Review | A watered down Romeo and Juliet ★★½

Les Grands Ballets Canadiens return to the stage on a grand scale with the creation Romeo and Juliet, signed by the artistic director of the company, Ivan Cavallari. Fans of neoclassical narrative ballet will be served; those in search of audacity will remain unsatisfied.

Posted yesterday at 1:39 p.m.

Iris Gagnon Paradise

Iris Gagnon Paradise
The Press

In 2020, the National Ballet of Georgia was to present, at the invitation of Les Grands Ballets, its ballet Romeo and Juliet, one of William Shakespeare’s most iconic plays. The tragic story of the lovers of Verona, their passionate and impossible love, and the fatal rivalry between the Capulet and Montaigu families has seen many adaptations over the years, whether on stage or in cinema.

Then, the pandemic hit us, and, faced with the uncertainty as to the imminent arrival of a foreign troupe here, the artistic director of the Montreal company, Ivan Cavallari, decided to offer his own version of the famous story. To do this, he was inspired, yes, by Shakespeare’s play, but also drew on Italian literature from the 14and and 15and century, especially in the divine comedy of Dante. He therefore offers his very personal, quite intimate vision of Romeo and Juliet.


PHOTO SARAH MONGEAU-BIRKETT, THE PRESS

Les Grands Ballets invested a lot of time and money in making the costumes.

Major Production

For their big return to the stage, Les Grands Ballets probably wanted to please their audience with a large-scale production, bringing together the company’s 47 dancers wearing 140 handmade costumes — an investment of nearly $600,000 — on a stage magnified by life-size trees that will take on various colors throughout the scenes. All of this, without forgetting the Orchester des Grands Ballets, which is also making its return and performing live from the pit of Salle Wilfrid-Pelletier the famous music from the ballet composed by Sergueï Prokofiev.

In short, all the key elements are there — a tragic love story that has moved people for centuries, high-level performers, an imposing staging, captivating music — to hit the bull’s eye, create emotion, arouse passions. Unfortunately, the play does not quite achieve this.

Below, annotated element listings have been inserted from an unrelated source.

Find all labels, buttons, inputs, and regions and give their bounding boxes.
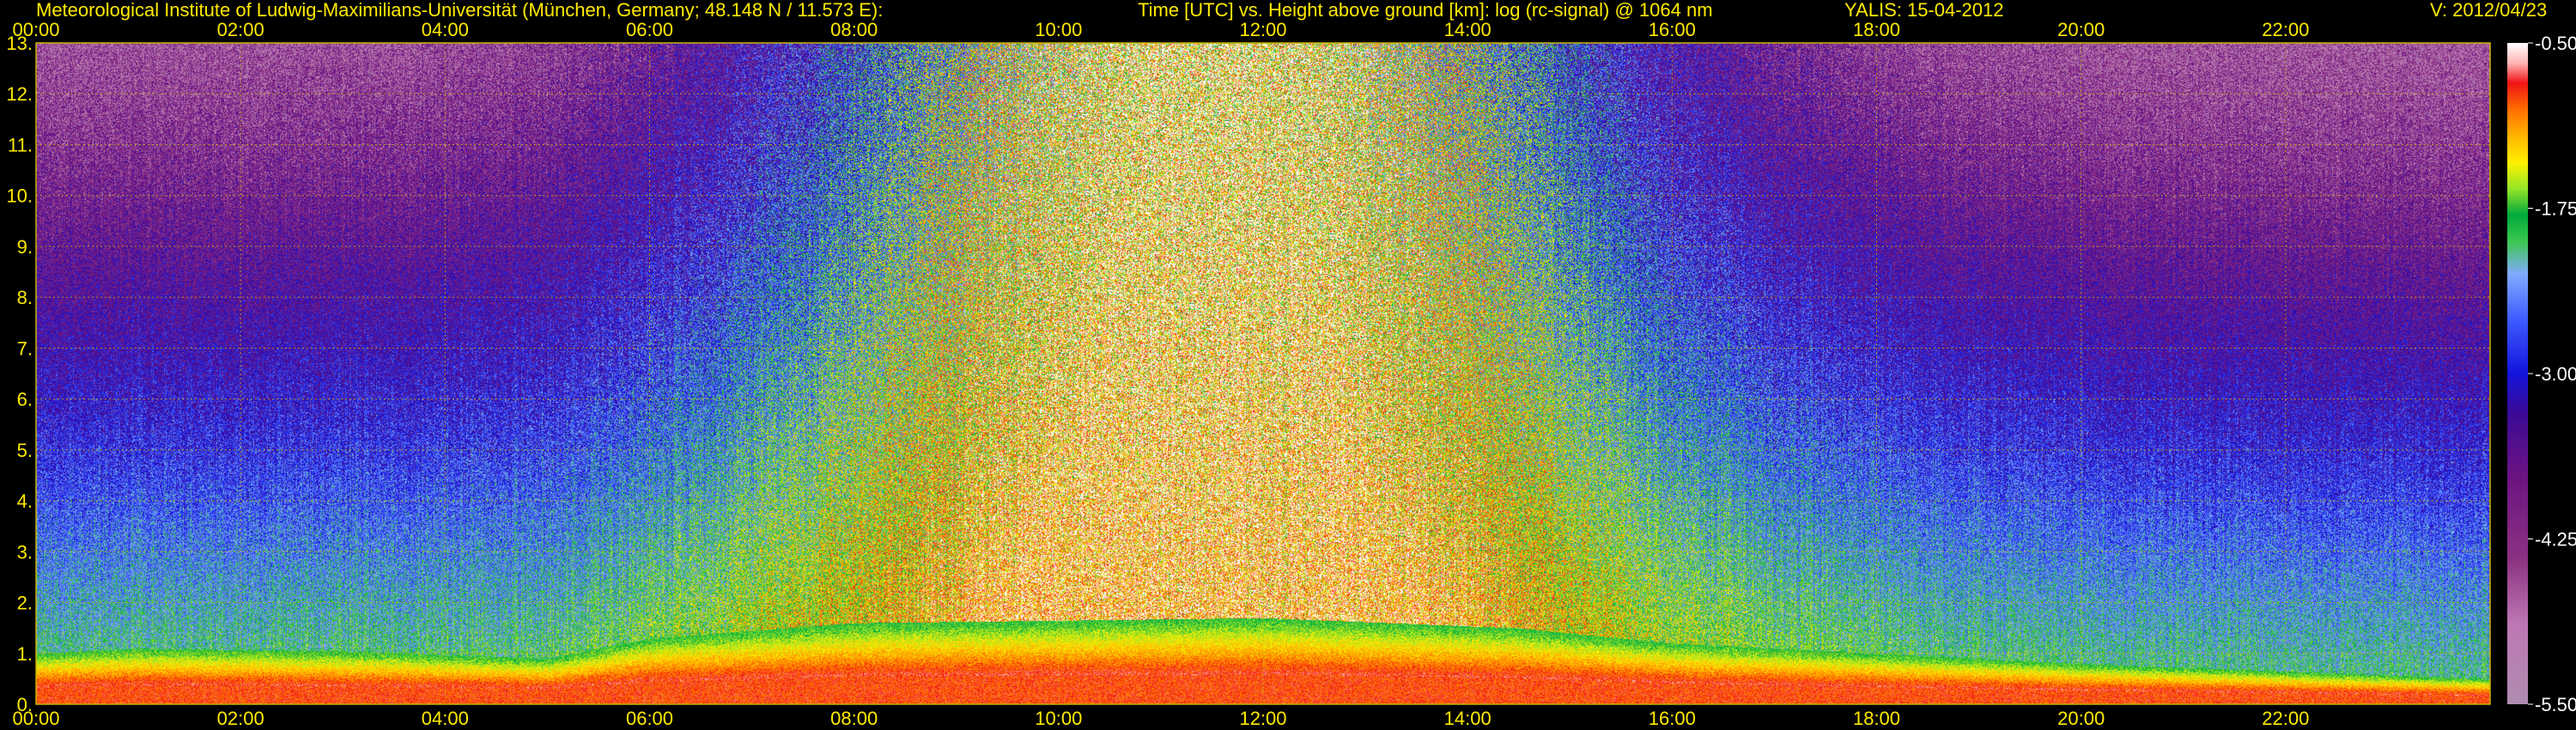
x-tick-label: 12:00 bbox=[1239, 708, 1286, 729]
x-tick-label: 18:00 bbox=[1853, 708, 1900, 729]
x-tick-label: 16:00 bbox=[1649, 708, 1696, 729]
y-tick-label: 11. bbox=[8, 134, 33, 155]
y-tick-label: 5. bbox=[17, 440, 33, 461]
x-tick-label: 02:00 bbox=[217, 708, 264, 729]
x-tick-label-top: 12:00 bbox=[1239, 19, 1286, 40]
x-tick-label: 08:00 bbox=[830, 708, 878, 729]
axes-overlay: 00:0000:0002:0002:0004:0004:0006:0006:00… bbox=[6, 19, 2576, 729]
x-tick-label: 14:00 bbox=[1444, 708, 1492, 729]
y-tick-label: 8. bbox=[17, 287, 33, 308]
y-tick-label: 4. bbox=[17, 490, 33, 512]
x-tick-label-top: 10:00 bbox=[1035, 19, 1082, 40]
x-tick-label-top: 04:00 bbox=[422, 19, 469, 40]
x-tick-label-top: 22:00 bbox=[2262, 19, 2309, 40]
colorbar-tick-label: -1.75 bbox=[2535, 198, 2576, 220]
x-tick-label: 22:00 bbox=[2262, 708, 2309, 729]
y-tick-label: 7. bbox=[17, 338, 33, 359]
y-tick-label: 13. bbox=[6, 33, 33, 54]
x-tick-label-top: 16:00 bbox=[1649, 19, 1696, 40]
x-tick-label-top: 08:00 bbox=[830, 19, 878, 40]
x-tick-label-top: 18:00 bbox=[1853, 19, 1900, 40]
colorbar-tick-label: -5.50 bbox=[2535, 694, 2576, 715]
y-tick-label: 10. bbox=[6, 186, 33, 207]
x-tick-label: 10:00 bbox=[1035, 708, 1082, 729]
x-tick-label: 06:00 bbox=[626, 708, 673, 729]
y-tick-label: 3. bbox=[17, 541, 33, 563]
colorbar-tick-label: -3.00 bbox=[2535, 363, 2576, 385]
x-tick-label-top: 06:00 bbox=[626, 19, 673, 40]
x-tick-label: 20:00 bbox=[2057, 708, 2105, 729]
x-tick-label: 04:00 bbox=[422, 708, 469, 729]
y-tick-label: 6. bbox=[17, 389, 33, 411]
y-tick-label: 12. bbox=[6, 83, 33, 105]
x-tick-label-top: 02:00 bbox=[217, 19, 264, 40]
colorbar-tick-label: -4.25 bbox=[2535, 529, 2576, 551]
y-tick-label: 1. bbox=[17, 643, 33, 665]
y-tick-label: 0. bbox=[17, 694, 33, 715]
colorbar-tick-label: -0.50 bbox=[2535, 33, 2576, 54]
x-tick-label-top: 20:00 bbox=[2057, 19, 2105, 40]
x-tick-label-top: 14:00 bbox=[1444, 19, 1492, 40]
y-tick-label: 2. bbox=[17, 593, 33, 614]
y-tick-label: 9. bbox=[17, 236, 33, 258]
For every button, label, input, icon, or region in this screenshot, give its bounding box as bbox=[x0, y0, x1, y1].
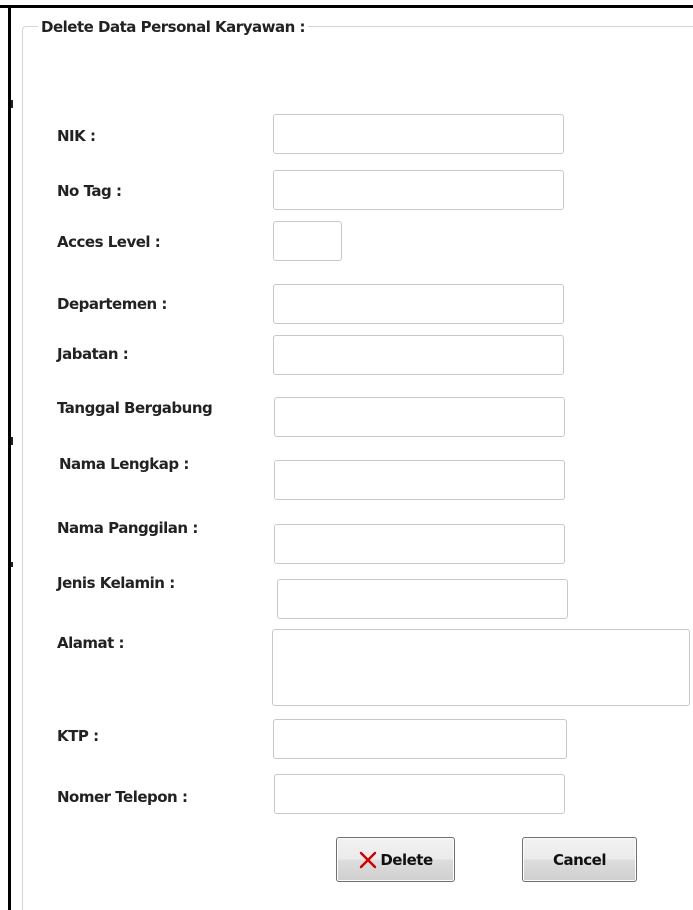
departemen-field[interactable] bbox=[273, 284, 564, 324]
nama-panggilan-label: Nama Panggilan : bbox=[57, 519, 198, 537]
ktp-field[interactable] bbox=[273, 719, 567, 759]
alamat-field[interactable] bbox=[272, 629, 690, 706]
window-left-border bbox=[8, 5, 11, 910]
window-top-border bbox=[0, 5, 693, 8]
delete-button[interactable]: Delete bbox=[336, 837, 455, 882]
nomer-telepon-field[interactable] bbox=[274, 774, 565, 814]
delete-button-label: Delete bbox=[380, 850, 433, 869]
tanggal-bergabung-field[interactable] bbox=[274, 397, 565, 437]
nik-field[interactable] bbox=[273, 114, 564, 154]
nomer-telepon-label: Nomer Telepon : bbox=[57, 788, 188, 806]
groupbox-title: Delete Data Personal Karyawan : bbox=[38, 18, 308, 36]
cancel-button-label: Cancel bbox=[552, 850, 607, 869]
close-x-icon bbox=[358, 850, 378, 870]
nama-lengkap-label: Nama Lengkap : bbox=[59, 455, 189, 473]
left-edge-artifact bbox=[11, 437, 13, 445]
delete-employee-dialog: Delete Data Personal Karyawan : NIK : No… bbox=[0, 0, 693, 910]
alamat-label: Alamat : bbox=[57, 634, 125, 652]
nama-lengkap-field[interactable] bbox=[274, 460, 565, 500]
jabatan-field[interactable] bbox=[273, 335, 564, 375]
ktp-label: KTP : bbox=[57, 727, 99, 745]
no-tag-field[interactable] bbox=[273, 170, 564, 210]
access-level-field[interactable] bbox=[273, 221, 342, 261]
tanggal-bergabung-label: Tanggal Bergabung bbox=[57, 399, 213, 417]
jenis-kelamin-field[interactable] bbox=[277, 579, 568, 619]
departemen-label: Departemen : bbox=[57, 295, 167, 313]
nik-label: NIK : bbox=[57, 127, 96, 145]
jenis-kelamin-label: Jenis Kelamin : bbox=[57, 574, 175, 592]
access-level-label: Acces Level : bbox=[57, 233, 161, 251]
no-tag-label: No Tag : bbox=[57, 182, 122, 200]
cancel-button[interactable]: Cancel bbox=[522, 837, 637, 882]
jabatan-label: Jabatan : bbox=[57, 345, 129, 363]
nama-panggilan-field[interactable] bbox=[274, 524, 565, 564]
left-edge-artifact bbox=[11, 562, 13, 567]
left-edge-artifact bbox=[11, 100, 13, 108]
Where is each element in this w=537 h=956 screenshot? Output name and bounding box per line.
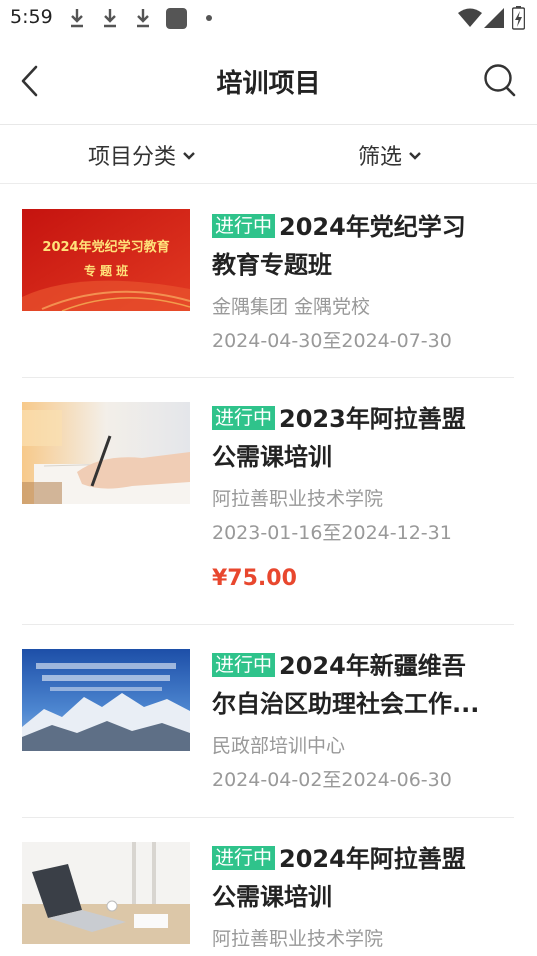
thumbnail-subtitle: 专 题 班 bbox=[84, 263, 128, 278]
mountain-banner-image bbox=[22, 649, 190, 751]
wifi-icon bbox=[458, 8, 482, 27]
download-icon bbox=[104, 9, 116, 28]
project-thumbnail bbox=[22, 842, 190, 944]
item-title-line2: 尔自治区助理社会工作... bbox=[212, 690, 480, 718]
list-item[interactable]: 2024年党纪学习教育 专 题 班 进行中 2024年党纪学习 教育专题班 金隅集… bbox=[0, 184, 537, 378]
item-organization: 金隅集团 金隅党校 bbox=[212, 296, 371, 318]
item-title-line2: 教育专题班 bbox=[212, 251, 332, 279]
item-price: ¥75.00 bbox=[212, 566, 297, 591]
laptop-desk-image bbox=[22, 842, 190, 944]
status-badge: 进行中 bbox=[212, 406, 276, 430]
chevron-down-icon bbox=[183, 152, 195, 160]
item-title-line1: 2024年新疆维吾 bbox=[279, 652, 466, 680]
status-badge: 进行中 bbox=[212, 214, 276, 238]
item-title: 进行中 2024年党纪学习 教育专题班 bbox=[212, 208, 512, 284]
item-date-range: 2024-04-30至2024-07-30 bbox=[212, 330, 452, 352]
filter-bar: 项目分类 筛选 bbox=[0, 125, 537, 184]
page-title: 培训项目 bbox=[216, 69, 321, 99]
item-date-range: 2023-01-16至2024-12-31 bbox=[212, 522, 452, 544]
status-bar: 5:59 bbox=[0, 0, 537, 38]
search-icon[interactable] bbox=[481, 60, 519, 100]
category-filter-dropdown[interactable]: 项目分类 bbox=[88, 139, 196, 171]
item-date-range: 2024-04-02至2024-06-30 bbox=[212, 769, 452, 791]
item-organization: 阿拉善职业技术学院 bbox=[212, 488, 384, 510]
battery-icon bbox=[512, 6, 525, 30]
status-badge: 进行中 bbox=[212, 653, 276, 677]
writing-photo-image bbox=[22, 402, 190, 504]
list-item[interactable]: 进行中 2024年新疆维吾 尔自治区助理社会工作... 民政部培训中心 2024-… bbox=[0, 625, 537, 818]
chevron-down-icon bbox=[409, 152, 421, 160]
download-icon bbox=[137, 9, 149, 28]
thumbnail-title: 2024年党纪学习教育 bbox=[42, 239, 169, 255]
signal-icon bbox=[484, 8, 504, 28]
filter-dropdown[interactable]: 筛选 bbox=[358, 139, 422, 171]
item-title-line1: 2024年党纪学习 bbox=[279, 213, 466, 241]
item-title-line2: 公需课培训 bbox=[212, 883, 332, 911]
item-title: 进行中 2024年阿拉善盟 公需课培训 bbox=[212, 840, 512, 916]
project-banner-image: 2024年党纪学习教育 专 题 班 bbox=[22, 209, 190, 311]
status-time: 5:59 bbox=[10, 6, 53, 28]
category-filter-label: 项目分类 bbox=[88, 145, 177, 170]
list-item[interactable]: 进行中 2024年阿拉善盟 公需课培训 阿拉善职业技术学院 bbox=[0, 818, 537, 956]
item-title: 进行中 2024年新疆维吾 尔自治区助理社会工作... bbox=[212, 647, 512, 723]
project-thumbnail bbox=[22, 649, 190, 751]
status-badge: 进行中 bbox=[212, 846, 276, 870]
more-notifications-icon bbox=[206, 15, 212, 21]
app-header: 培训项目 bbox=[0, 38, 537, 125]
project-thumbnail: 2024年党纪学习教育 专 题 班 bbox=[22, 209, 190, 311]
item-title-line1: 2023年阿拉善盟 bbox=[279, 405, 466, 433]
item-organization: 阿拉善职业技术学院 bbox=[212, 928, 384, 950]
item-title-line2: 公需课培训 bbox=[212, 443, 332, 471]
item-organization: 民政部培训中心 bbox=[212, 735, 346, 757]
app-notification-icon bbox=[166, 8, 187, 29]
item-title: 进行中 2023年阿拉善盟 公需课培训 bbox=[212, 400, 512, 476]
project-thumbnail bbox=[22, 402, 190, 504]
download-icon bbox=[71, 9, 83, 28]
list-item[interactable]: 进行中 2023年阿拉善盟 公需课培训 阿拉善职业技术学院 2023-01-16至… bbox=[0, 378, 537, 625]
item-title-line1: 2024年阿拉善盟 bbox=[279, 845, 466, 873]
filter-label: 筛选 bbox=[358, 145, 403, 170]
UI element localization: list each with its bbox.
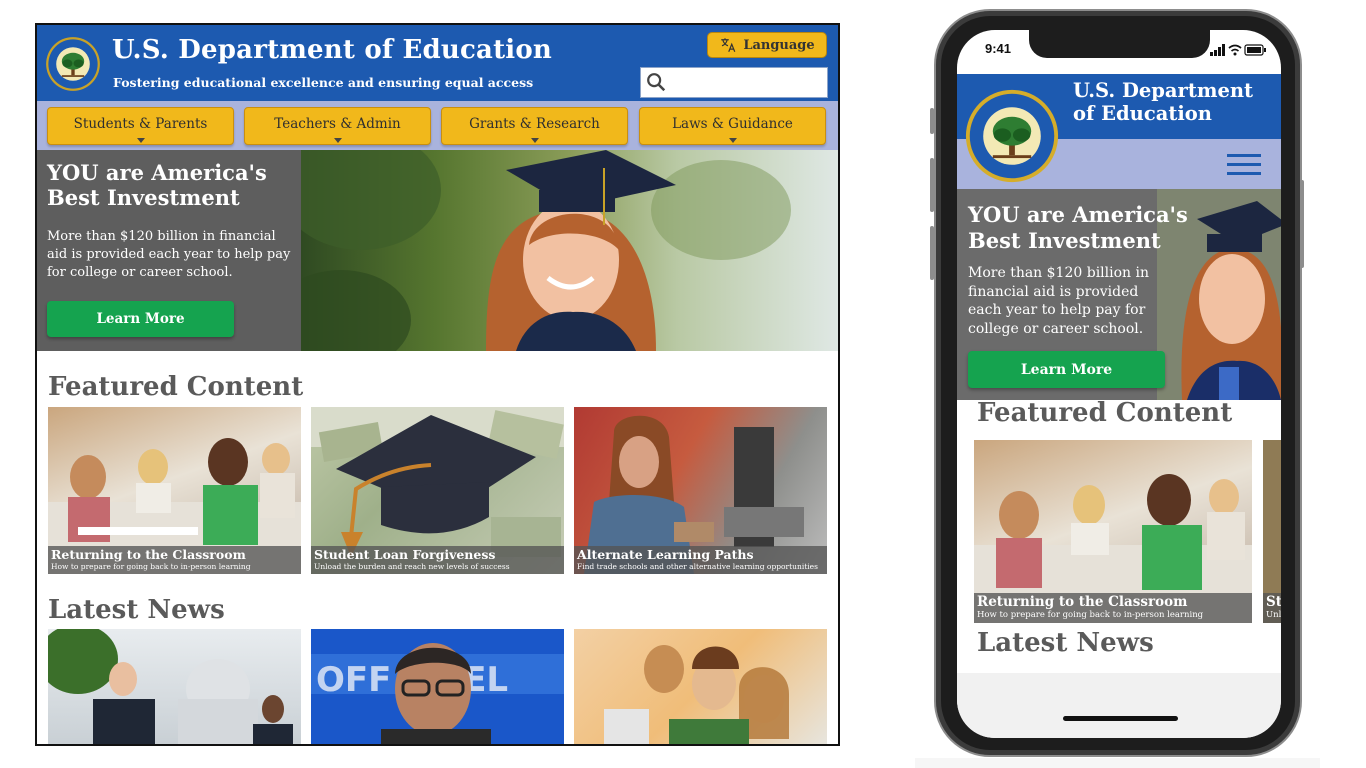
capitol-press-photo <box>48 629 293 744</box>
hero-banner: YOU are America's Best Investment More t… <box>37 150 838 351</box>
language-button[interactable]: Language <box>707 32 827 58</box>
mobile-mockup: 9:41 U.S. Department of Education YOU ar… <box>934 9 1302 757</box>
signal-icon <box>1210 44 1225 56</box>
card-subtitle: How to prepare for going back to in-pers… <box>51 562 251 571</box>
card-title: Returning to the Classroom <box>977 594 1188 610</box>
mobile-learn-more-button[interactable]: Learn More <box>968 351 1165 388</box>
nav-grants-research[interactable]: Grants & Research <box>441 107 628 145</box>
news-card-cardona[interactable]: OFF CE EL <box>311 629 564 744</box>
main-nav: Students & Parents Teachers & Admin Gran… <box>37 101 838 150</box>
card-caption: Returning to the Classroom How to prepar… <box>48 546 301 574</box>
education-seal-icon[interactable] <box>964 88 1060 184</box>
mobile-featured-heading: Featured Content <box>977 398 1233 428</box>
card-subtitle: Unload the burden and reach new levels o… <box>314 562 510 571</box>
card-caption: Alternate Learning Paths Find trade scho… <box>574 546 827 574</box>
card-caption: Student Loan Forgiveness Unload the burd… <box>311 546 564 574</box>
news-card-students[interactable] <box>574 629 827 744</box>
desktop-mockup: U.S. Department of Education Fostering e… <box>35 23 840 746</box>
card-title: Alternate Learning Paths <box>577 547 754 562</box>
site-header: U.S. Department of Education Fostering e… <box>37 25 838 101</box>
mobile-hero-heading: YOU are America's Best Investment <box>968 202 1188 253</box>
featured-heading: Featured Content <box>48 372 304 402</box>
mobile-feature-card[interactable]: Returning to the Classroom How to prepar… <box>974 440 1252 623</box>
status-time: 9:41 <box>985 41 1012 56</box>
caret-down-icon <box>530 138 539 143</box>
hero-graduate-photo <box>301 150 838 351</box>
nav-laws-guidance[interactable]: Laws & Guidance <box>639 107 826 145</box>
card-title: Student Loan Forgiveness <box>314 547 496 562</box>
phone-reflection <box>915 758 1320 768</box>
site-tagline: Fostering educational excellence and ens… <box>113 75 534 90</box>
mobile-news-placeholder <box>957 673 1281 738</box>
language-label: Language <box>743 37 815 53</box>
search-input[interactable] <box>640 67 828 98</box>
search-icon <box>647 73 666 92</box>
feature-card-loan-forgiveness[interactable]: Student Loan Forgiveness Unload the burd… <box>311 407 564 574</box>
students-photo <box>604 645 789 744</box>
nav-label: Teachers & Admin <box>274 116 401 132</box>
card-caption: St Unl <box>1263 593 1281 623</box>
hero-text-panel: YOU are America's Best Investment More t… <box>37 150 301 351</box>
phone-screen: 9:41 U.S. Department of Education YOU ar… <box>957 30 1281 738</box>
caret-down-icon <box>728 138 737 143</box>
nav-students-parents[interactable]: Students & Parents <box>47 107 234 145</box>
nav-label: Students & Parents <box>73 116 208 132</box>
card-title: Returning to the Classroom <box>51 547 246 562</box>
card-subtitle: Unl <box>1266 610 1281 620</box>
mobile-latest-news-heading: Latest News <box>977 628 1154 658</box>
site-title[interactable]: U.S. Department of Education <box>112 35 552 65</box>
phone-notch <box>1029 30 1210 58</box>
mobile-hero-body: More than $120 billion in financial aid … <box>968 265 1149 337</box>
nav-label: Grants & Research <box>469 116 600 132</box>
caret-down-icon <box>136 138 145 143</box>
mobile-site-title[interactable]: U.S. Department of Education <box>1073 79 1273 125</box>
home-indicator[interactable] <box>1063 716 1178 721</box>
hero-heading: YOU are America's Best Investment <box>47 160 267 210</box>
learn-more-button[interactable]: Learn More <box>47 301 234 337</box>
card-subtitle: Find trade schools and other alternative… <box>577 562 818 571</box>
mobile-hero: YOU are America's Best Investment More t… <box>957 189 1281 400</box>
feature-card-returning-classroom[interactable]: Returning to the Classroom How to prepar… <box>48 407 301 574</box>
nav-teachers-admin[interactable]: Teachers & Admin <box>244 107 431 145</box>
news-card-capitol[interactable] <box>48 629 301 744</box>
wifi-icon <box>1228 44 1242 56</box>
hamburger-menu-icon[interactable] <box>1227 154 1261 176</box>
battery-icon <box>1244 44 1266 56</box>
secretary-photo: OFF CE EL <box>311 643 564 744</box>
hero-body: More than $120 billion in financial aid … <box>47 229 291 280</box>
card-caption: Returning to the Classroom How to prepar… <box>974 593 1252 623</box>
caret-down-icon <box>333 138 342 143</box>
translate-icon <box>721 38 736 52</box>
status-icons <box>1210 44 1266 56</box>
feature-card-alternate-learning[interactable]: Alternate Learning Paths Find trade scho… <box>574 407 827 574</box>
nav-label: Laws & Guidance <box>672 116 793 132</box>
education-seal-icon[interactable] <box>45 36 101 92</box>
card-title: St <box>1266 594 1281 610</box>
latest-news-heading: Latest News <box>48 595 225 625</box>
mobile-feature-card-partial[interactable]: St Unl <box>1263 440 1281 623</box>
card-subtitle: How to prepare for going back to in-pers… <box>977 610 1204 620</box>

The creation is not set in a particular era, with a strong desire to highlight the universality of this love story. Very good. But we are far from a timeless or minimalist aesthetic. On the contrary, there is here a sometimes dizzying and whimsical mix of references to various eras; the costumes, heterogeneous, mix colors, patterns, styles, textures. Scenic elements like (false) hairy dogs pulled by leashes are introduced, without us understanding exactly their contribution to the whole.

This proposal does not go off the beaten track, but should appeal to fans of the genre. The artistic director offers a fairly conventional neoclassical narrative ballet in its structure and choreographic language, a ballet-pantomime where danced scenes follow one another — in groups, in trios, in duets — telling the love story of Romeo and Juliet, but also other secondary characters such as the illicit relationship between Lady Montaigu and Lord Capulet.

Several paintings veer into the clownish and the burlesque, obviously to entertain and breathe a little lightness into the whole. The facial expressions and expressions are sometimes a little too emphatic, even if we smile at the antics of Mercutio, interpreted by a very fit Célestin Boutin, a character who will fall into the hands of Tybalt, Juliette’s cousin, causing the disastrous events that the we know.


PHOTO SARAH MONGEAU-BIRKETT, THE PRESS

Scene of the meeting between Romeo and Juliet

The fight scenes are generally well done and catchy, but some group scenes, especially early on, feel confusing, and the timing of the dancers isn’t always optimal. The scene of the meeting between Romeo and Juliet is cute, and the interpreters of the lovers, Kiara DeNae Felder and Hamilton Nieh, are very expressive, particularly the latter, who knows how to transmit emotion well. We also welcome the choice of performers from diverse backgrounds for these roles – which should no longer be an issue in 2022.

In the end, despite certain qualities, Les Grands Ballets offer a somewhat toned down version of Romeo and Juliet. We remain, after all, on the surface; a beautiful smooth surface that only scratches the rough, subterranean, dark side of this tragic love story, as it all ends with a final dance of lovers bathed in divine light, arms outstretched, gone live out their eternal love in the afterlife.

Until March 27, at Salle Wilfrid-Pelletier at Place des Arts.